Pourquoi être compassionné ? Ce n’est pas parce que le Bouddha ou quelqu’un d’autre nous a dit que nous devons l’être, mais parce que plus nous nous approchons de la réalité des phénomènes, du monde, plus la compassion se développe en nous parce que la compassion est le reflet de la réalité ultime du monde.

Agir de façon égoïste est l’expression d’une vue erronée du monde, alors que répondre à ce que les autres éprouvent par la compassion revient à commencer à détendre l’emprise de la vue erronée d’un soi.

Lorsque l’on commence à être attentif aux autres, les murs étroits de nos habitudes égoïstes commencent à s’effriter.

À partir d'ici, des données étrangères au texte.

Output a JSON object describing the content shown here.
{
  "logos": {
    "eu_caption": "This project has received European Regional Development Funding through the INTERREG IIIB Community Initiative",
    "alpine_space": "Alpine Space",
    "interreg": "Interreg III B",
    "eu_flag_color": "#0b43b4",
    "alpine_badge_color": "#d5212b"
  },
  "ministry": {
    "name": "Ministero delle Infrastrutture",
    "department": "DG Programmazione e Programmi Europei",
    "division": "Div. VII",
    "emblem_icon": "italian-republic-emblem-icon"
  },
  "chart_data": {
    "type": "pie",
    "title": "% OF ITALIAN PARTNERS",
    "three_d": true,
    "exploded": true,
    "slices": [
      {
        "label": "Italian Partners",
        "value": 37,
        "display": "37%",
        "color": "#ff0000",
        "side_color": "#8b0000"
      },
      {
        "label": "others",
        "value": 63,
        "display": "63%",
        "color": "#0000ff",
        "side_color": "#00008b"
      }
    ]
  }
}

Plus nous nous ouvrons aux autres, plus la dimension de sagesse se développe en nous, parce que la sagesse, tout comme la compassion, répond à l’absence d’un soi, la compassion aide la sagesse et la sagesse aide la compassion.

La compassion est quelque chose de tout à fait raisonnable, elle est fondée dans la vérité des choses, plus on découvre la nature du monde, plus on développe la compassion.

Les méditations sur les quatre illimités

Après avoir vu ce qu’était la compassion, j’aimerais développer ce qu’est une compassion sage, un cœur sage. La meilleure façon est de s’entrainer dans des méditations spécifiques appelées « les méditations des quatre illimités : l’amour bienveillant, la compassion, la joie et l’équanimité ».

Pourquoi illimité ?

Une affection ordinaire que l’on peut porter à quelqu’un ou quelque chose, c’est une affection exclusive, concentrée sur une personne au détriment des autres. Alors que dans le cadre de l’amour bienveillant et la compassion, ils sont illimités par rapport à l’objet qu’ils embrassent, ils ne sont pas exclusifs et incluent tous les êtres. Donc, illimités parce que l’objet n’est pas limité.

L’affection que je porte à quelqu’un est temporaire, elle nait, se développe et disparait, alors que l’amour et la compassion authentiques ne déclinent pas dans le temps, ils sont illimités en termes de durée.

Donc, les quatre sont illimités en termes d’objet et de durée.

Pourquoi pratiquer ces méditations ?

Le développement de ces quatre est si radical qu’il mène au développement de l’esprit d’éveil (la bodhicitta), qui est la force véritable qui nous mène jusqu’à l’éveil. C’est pourquoi dans le grand véhicule enseigné par le Bouddha (le mahayana) les quatre illimités sont présentés comme l’impulsion qui provoque l’émergence du développement de la bodhicitta.

Il y avait des personnes qui, du temps du Bouddha, ne souhaitant pas nécessairement atteindre l’éveil, allaient le voir pour requérir une méthode pour avoir une meilleure vie ou renaitre dans des destinées divines. Le Bouddha les engageait toujours à pratiquer ces méditations des quatre illimités, c’est pourquoi elles sont nommées “les quatre demeures de Brahma”, Brahma signifiant la destinée des sphères pures.

Plus simplement, si quelqu’un venait voir le Bouddha et lui demandait comment faire pour aller au paradis, le Bouddha lui disait de pratiquer les quatre demeures de Brahma.

Si on souhaite développer la compassion et toutes les autres vertus sociales, on connaitra le bonheur dans cette vie, et cela peut nous mener dans des destinées pures, et si on embrasse le chemin du mahayana, cela mène jusqu’à l’éveil.

Il semblerait donc que les Beatles avaient raison, quand ils chantaient “All you need is love” ! (Tout ce dont vous avez besoin est l’amour).